The battery capacity will support a driving range similar to the Nissan LEAF, which is about 100 miles, according to Nissan, while payload and cargo space will offer the same level as the current NV200, he noted. “The production version would be targeted mainly at businesses, but also at private users or families in major regions,” Murakami pointed out.
Nissan currently has a prototype NV200-based EV in real-world tests as well. Initial trials were conducted in the summer last year with Japan’s Postal Service, which used a single prototype for delivery and collection duties in Yokohama, Japan. Additional testing began in London last month in conjunction with FedEx, Nissan added.
Now, as I’ve noted in this space before, EVs face a slow, uphill struggle for wider market acceptance, according to a host of studies, so Nissan’s latest all-electric model isn’t a walk-off home run by any means.
Indeed, a new survey from Pike Research finds that consumer interest in purchasing plug-in EVs (PEVs) has gradually declined over the past two years.

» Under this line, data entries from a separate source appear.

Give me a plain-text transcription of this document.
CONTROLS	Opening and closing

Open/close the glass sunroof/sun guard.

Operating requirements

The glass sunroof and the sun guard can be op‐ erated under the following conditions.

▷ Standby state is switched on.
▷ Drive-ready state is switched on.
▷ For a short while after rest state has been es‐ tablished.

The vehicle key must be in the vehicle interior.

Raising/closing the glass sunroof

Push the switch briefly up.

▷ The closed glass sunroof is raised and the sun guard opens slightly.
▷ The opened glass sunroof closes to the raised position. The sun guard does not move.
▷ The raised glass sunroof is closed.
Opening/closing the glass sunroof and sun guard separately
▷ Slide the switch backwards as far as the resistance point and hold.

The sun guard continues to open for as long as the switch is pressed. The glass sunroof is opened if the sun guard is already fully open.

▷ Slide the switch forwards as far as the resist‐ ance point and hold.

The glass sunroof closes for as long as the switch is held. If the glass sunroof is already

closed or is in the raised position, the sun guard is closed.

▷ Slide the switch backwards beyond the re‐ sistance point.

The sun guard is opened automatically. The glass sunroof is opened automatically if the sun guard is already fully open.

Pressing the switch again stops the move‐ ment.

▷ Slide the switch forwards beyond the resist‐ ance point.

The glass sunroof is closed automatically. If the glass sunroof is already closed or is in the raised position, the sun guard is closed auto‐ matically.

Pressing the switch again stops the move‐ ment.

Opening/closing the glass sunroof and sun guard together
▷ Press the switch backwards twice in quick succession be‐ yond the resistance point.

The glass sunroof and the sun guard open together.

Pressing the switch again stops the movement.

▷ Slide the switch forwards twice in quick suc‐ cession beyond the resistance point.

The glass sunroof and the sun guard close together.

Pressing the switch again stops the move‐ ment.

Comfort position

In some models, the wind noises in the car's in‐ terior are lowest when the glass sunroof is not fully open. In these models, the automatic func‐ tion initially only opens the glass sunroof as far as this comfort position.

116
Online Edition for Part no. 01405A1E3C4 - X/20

Data gleaned from the third annual edition of its Electric Vehicle Consumer Survey, using a nationally representative and demographically balanced sample of 1,051 U.S. adults found that only 40% are “extremely” or “very” interested in purchasing a PEV, compared to 44% in 2010 and 48% in 2009.
“Price is the most significant barrier to consumer interest in electric vehicles,” noted John Gartner, Pike’s research director.

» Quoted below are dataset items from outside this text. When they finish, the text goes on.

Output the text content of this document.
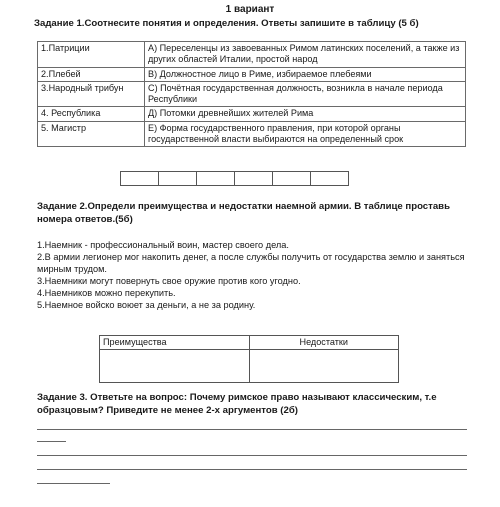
1 вариант
Задание 1.Соотнесите понятия и определения. Ответы запишите в таблицу (5 б)
1.Патриции	А) Переселенцы из завоеванных Римом латинских поселений, а также из других областей Италии, простой народ
2.Плебей	В) Должностное лицо в Риме, избираемое плебеями
3.Народный трибун	С) Почётная государственная должность, возникла в начале периода Республики
4. Республика	Д) Потомки древнейших жителей Рима
5. Магистр	Е) Форма государственного правления, при которой органы государственной власти выбираются на определенный срок

Задание 2.Определи преимущества и недостатки наемной армии. В таблице проставь номера ответов.(5б)
1.Наемник - профессиональный воин, мастер своего дела.
2.В армии легионер мог накопить денег, а после службы получить от государства землю и заняться мирным трудом.
3.Наемники могут повернуть свое оружие против кого угодно.
4.Наемников можно перекупить.
5.Наемное войско воюет за деньги, а не за родину.
Преимущества	Недостатки

Задание 3. Ответьте на вопрос: Почему римское право называют классическим, т.е образцовым? Приведите не менее 2-х аргументов (2б)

“About two-thirds of our survey respondents who stated they would not be interested in purchasing a PEV said that they felt such a vehicle would be too expensive,” he explained. “Others said that they would want to wait a few years until the technology is more proven, and almost half said that a PEV would not have sufficient driving range for their needs. These are all key issues, both real and perceived, that automakers will need to address if PEVs are to move successfully out of the early adopter phase.”

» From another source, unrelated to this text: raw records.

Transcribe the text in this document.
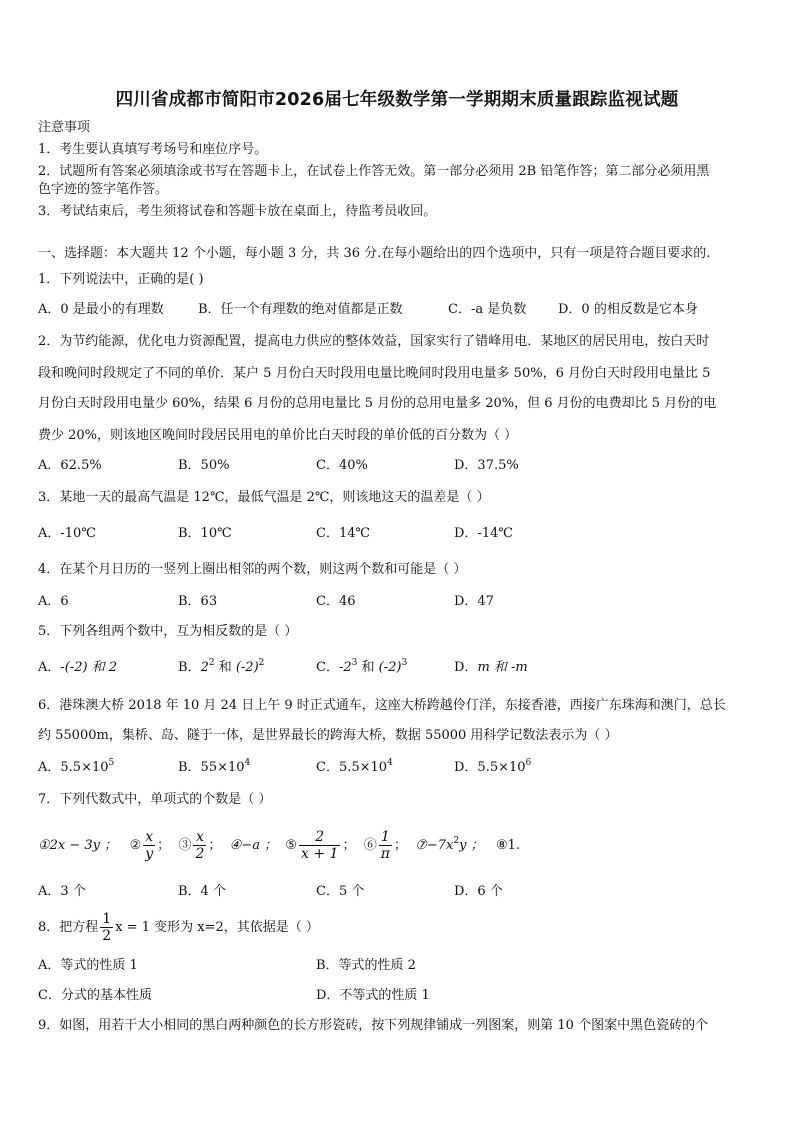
四川省成都市简阳市2026届七年级数学第一学期期末质量跟踪监视试题
注意事项
1．考生要认真填写考场号和座位序号。
2．试题所有答案必须填涂或书写在答题卡上，在试卷上作答无效。第一部分必须用 2B 铅笔作答；第二部分必须用黑
色字迹的签字笔作答。
3．考试结束后，考生须将试卷和答题卡放在桌面上，待监考员收回。
一、选择题：本大题共 12 个小题，每小题 3 分，共 36 分.在每小题给出的四个选项中，只有一项是符合题目要求的.
1．下列说法中，正确的是( )
A．0 是最小的有理数	B．任一个有理数的绝对值都是正数	C．-a 是负数 D．0 的相反数是它本身
2．为节约能源，优化电力资源配置，提高电力供应的整体效益，国家实行了错峰用电．某地区的居民用电，按白天时
段和晚间时段规定了不同的单价．某户 5 月份白天时段用电量比晚间时段用电量多 50%，6 月份白天时段用电量比 5
月份白天时段用电量少 60%，结果 6 月份的总用电量比 5 月份的总用电量多 20%，但 6 月份的电费却比 5 月份的电
费少 20%，则该地区晚间时段居民用电的单价比白天时段的单价低的百分数为（ ）
A．62.5%	B．50%	C．40%	D．37.5%
3．某地一天的最高气温是 12℃，最低气温是 2℃，则该地这天的温差是（ ）
A．-10℃	B．10℃	C．14℃	D．-14℃
4．在某个月日历的一竖列上圈出相邻的两个数，则这两个数和可能是（ ）
A．6	B．63	C．46	D．47
5．下列各组两个数中，互为相反数的是（ ）
A．-(-2) 和 2	B．$2^2$ 和 $(-2)^2$	C．$-2^3$ 和 $(-2)^3$	D．m 和 -m
6．港珠澳大桥 2018 年 10 月 24 日上午 9 时正式通车，这座大桥跨越伶仃洋，东接香港，西接广东珠海和澳门，总长
约 55000m，集桥、岛、隧于一体，是世界最长的跨海大桥，数据 55000 用科学记数法表示为（ ）
A．$5.5\times 10^5$	B．$55\times 10^4$	C．$5.5\times 10^4$	D．$5.5\times 10^6$
7．下列代数式中，单项式的个数是（ ）
①2x − 3y ； ② $\frac{x}{y}$ ； ③ $\frac{x}{2}$ ； ④−a ； ⑤ $\frac{2}{x + 1}$ ； ⑥ $\frac{1}{\pi}$ ； $⑦-7x^2y$ ； ⑧1.
A．3 个	B．4 个	C．5 个	D．6 个
8．把方程 $\frac{1}{2}$ x = 1 变形为 x=2，其依据是（ ）
A．等式的性质 1	B．等式的性质 2
C．分式的基本性质	D．不等式的性质 1
9．如图，用若干大小相同的黑白两种颜色的长方形瓷砖，按下列规律铺成一列图案，则第 10 个图案中黑色瓷砖的个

Other key findings from Pike’s survey include:
• Consumers are willing to pay a premium for PEVs, just not as much of a premium as automakers must charge during the next few years due to the cost of batteries. Pike’s price sensitivity analysis indicates that for a traditional gasoline vehicle that would ordinarily cost $20,000, the optimal price point of a comparable PEV would be $23,750 – a premium of 18.75%.
• Interest in residential fast-charging equipment is high, with 80% of consumers interested in a PEV stating that they would also be interested in such a unit in their home. However, pricing is once again an issue – while Pike’s analysis suggests that the first generation of residential fast-charging equipment will cost between $500 and $800, only 28% of survey respondents stated that they would be willing to pay $500 or more.
But if the fuel savings when compared to equivalent gasoline powered models pans out and if they don’t cost too much, these all-electric vans – like Ford’s Transit Connect and other such models – might find a far more welcome reception among consumers and businesses alike than such surveys indicate. We’ll just have to wait and see what happens.